Originalmente publicado aqui.
FOTO: BEZ e EU nas escadaria de Selaron. Rio de Janeiro,no mês de Janeiro de 2009.
Arquivos velhos ou velhos arquivos
Clique aqui e aqui as reproduções dos velhos arquivos sobre os dois pés nas estradas.
Foto no quarto de um hotel em Araçatuba-SP - 2008.
sábado, 2 de maio de 2009
Mais uma aventura blogueira?
É o meu terceiro blogue onde busco escrever textos autorais, informações ou notícias, os demais são o Vivo na Cidade e o Página do Mau humor.
Por aqui, a minha escrita será sobre um tema que já tratei nos meus outros “espaços virtuais”, vou buscar escrever meus relatos, pensamentos, reflexões e fotos dos dias nas estradas.
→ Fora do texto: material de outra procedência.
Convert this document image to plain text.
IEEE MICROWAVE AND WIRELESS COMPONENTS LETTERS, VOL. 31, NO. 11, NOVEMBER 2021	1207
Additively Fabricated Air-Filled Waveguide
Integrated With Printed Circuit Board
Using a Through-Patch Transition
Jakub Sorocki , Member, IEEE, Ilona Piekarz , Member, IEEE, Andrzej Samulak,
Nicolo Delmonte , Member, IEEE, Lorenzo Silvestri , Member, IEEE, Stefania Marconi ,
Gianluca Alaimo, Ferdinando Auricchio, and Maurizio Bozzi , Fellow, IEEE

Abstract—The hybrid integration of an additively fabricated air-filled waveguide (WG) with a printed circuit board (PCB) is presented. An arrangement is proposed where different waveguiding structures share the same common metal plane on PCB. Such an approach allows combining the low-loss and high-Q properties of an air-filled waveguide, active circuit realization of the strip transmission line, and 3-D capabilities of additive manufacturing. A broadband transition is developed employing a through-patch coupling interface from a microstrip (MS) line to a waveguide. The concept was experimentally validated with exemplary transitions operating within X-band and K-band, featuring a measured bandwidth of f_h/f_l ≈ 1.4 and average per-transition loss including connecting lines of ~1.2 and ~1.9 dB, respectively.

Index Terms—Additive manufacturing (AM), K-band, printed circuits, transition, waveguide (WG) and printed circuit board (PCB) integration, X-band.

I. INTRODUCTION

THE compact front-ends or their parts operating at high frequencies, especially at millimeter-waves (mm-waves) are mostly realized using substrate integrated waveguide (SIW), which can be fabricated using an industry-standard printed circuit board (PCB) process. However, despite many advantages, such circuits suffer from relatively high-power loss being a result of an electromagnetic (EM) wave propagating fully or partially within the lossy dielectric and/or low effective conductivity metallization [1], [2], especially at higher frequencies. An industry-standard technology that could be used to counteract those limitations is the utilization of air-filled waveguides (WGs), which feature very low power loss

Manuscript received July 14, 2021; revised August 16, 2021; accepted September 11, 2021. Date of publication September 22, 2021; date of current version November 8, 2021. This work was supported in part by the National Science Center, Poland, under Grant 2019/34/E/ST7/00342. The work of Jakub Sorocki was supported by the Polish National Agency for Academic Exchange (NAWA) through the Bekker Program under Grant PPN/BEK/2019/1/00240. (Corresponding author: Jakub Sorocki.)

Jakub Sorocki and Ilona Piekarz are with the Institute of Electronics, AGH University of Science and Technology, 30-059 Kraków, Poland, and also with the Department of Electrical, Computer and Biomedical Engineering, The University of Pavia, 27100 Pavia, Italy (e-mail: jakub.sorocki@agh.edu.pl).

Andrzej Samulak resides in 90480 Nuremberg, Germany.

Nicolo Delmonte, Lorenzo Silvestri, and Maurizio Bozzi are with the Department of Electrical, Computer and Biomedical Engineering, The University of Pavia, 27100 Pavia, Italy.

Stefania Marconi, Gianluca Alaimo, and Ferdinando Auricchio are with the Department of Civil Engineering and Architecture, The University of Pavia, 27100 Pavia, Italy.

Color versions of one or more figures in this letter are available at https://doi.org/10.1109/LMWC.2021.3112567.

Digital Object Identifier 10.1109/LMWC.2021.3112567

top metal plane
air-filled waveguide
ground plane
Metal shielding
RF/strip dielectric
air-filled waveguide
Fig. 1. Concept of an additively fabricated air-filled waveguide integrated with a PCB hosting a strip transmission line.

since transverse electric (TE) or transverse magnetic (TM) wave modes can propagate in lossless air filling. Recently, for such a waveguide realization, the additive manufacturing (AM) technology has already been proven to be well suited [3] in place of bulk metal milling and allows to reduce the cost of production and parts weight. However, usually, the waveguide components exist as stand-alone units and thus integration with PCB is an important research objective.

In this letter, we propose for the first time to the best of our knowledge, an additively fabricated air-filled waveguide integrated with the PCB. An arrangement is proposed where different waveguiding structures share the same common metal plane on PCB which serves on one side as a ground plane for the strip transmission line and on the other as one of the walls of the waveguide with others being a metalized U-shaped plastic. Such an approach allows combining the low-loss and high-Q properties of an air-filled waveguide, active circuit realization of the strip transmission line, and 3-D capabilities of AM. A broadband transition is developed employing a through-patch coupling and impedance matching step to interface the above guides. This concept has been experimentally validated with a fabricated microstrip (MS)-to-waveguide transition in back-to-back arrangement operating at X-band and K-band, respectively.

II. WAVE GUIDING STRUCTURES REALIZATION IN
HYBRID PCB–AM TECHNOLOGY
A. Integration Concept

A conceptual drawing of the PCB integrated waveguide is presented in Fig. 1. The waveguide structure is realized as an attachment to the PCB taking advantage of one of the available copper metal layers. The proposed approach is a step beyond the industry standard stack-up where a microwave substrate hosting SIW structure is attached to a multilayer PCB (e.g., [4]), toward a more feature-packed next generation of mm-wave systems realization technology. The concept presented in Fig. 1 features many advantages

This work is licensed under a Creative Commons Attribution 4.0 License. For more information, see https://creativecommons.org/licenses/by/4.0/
Eu não sou um cara estradeiro, daquele que larga a cidade e fica tranquilamente em qualquer lugar, sem um pingo de dor ao sentir o mínimo do corte da raiz citadina. Aí, nada melhor do que nomear o blogue com “Meu coração ficou na cidade”, sendo o remelexo do coração foi (e é) demasiado em qualquer trajeto que fiz por terras brasileiras e gringas.
A regularidade
não será diária, no máximo semanal, especialmente quando estiver com as memórias dos dias nas estradas, como naquela viagem maluca com carro alugado de Pelotas ao Uruguai, sem grana e com um pacote de bolacha recheada para dividir em quatro pessoas ou daquela neve danada enfrentada em Buenos Aires.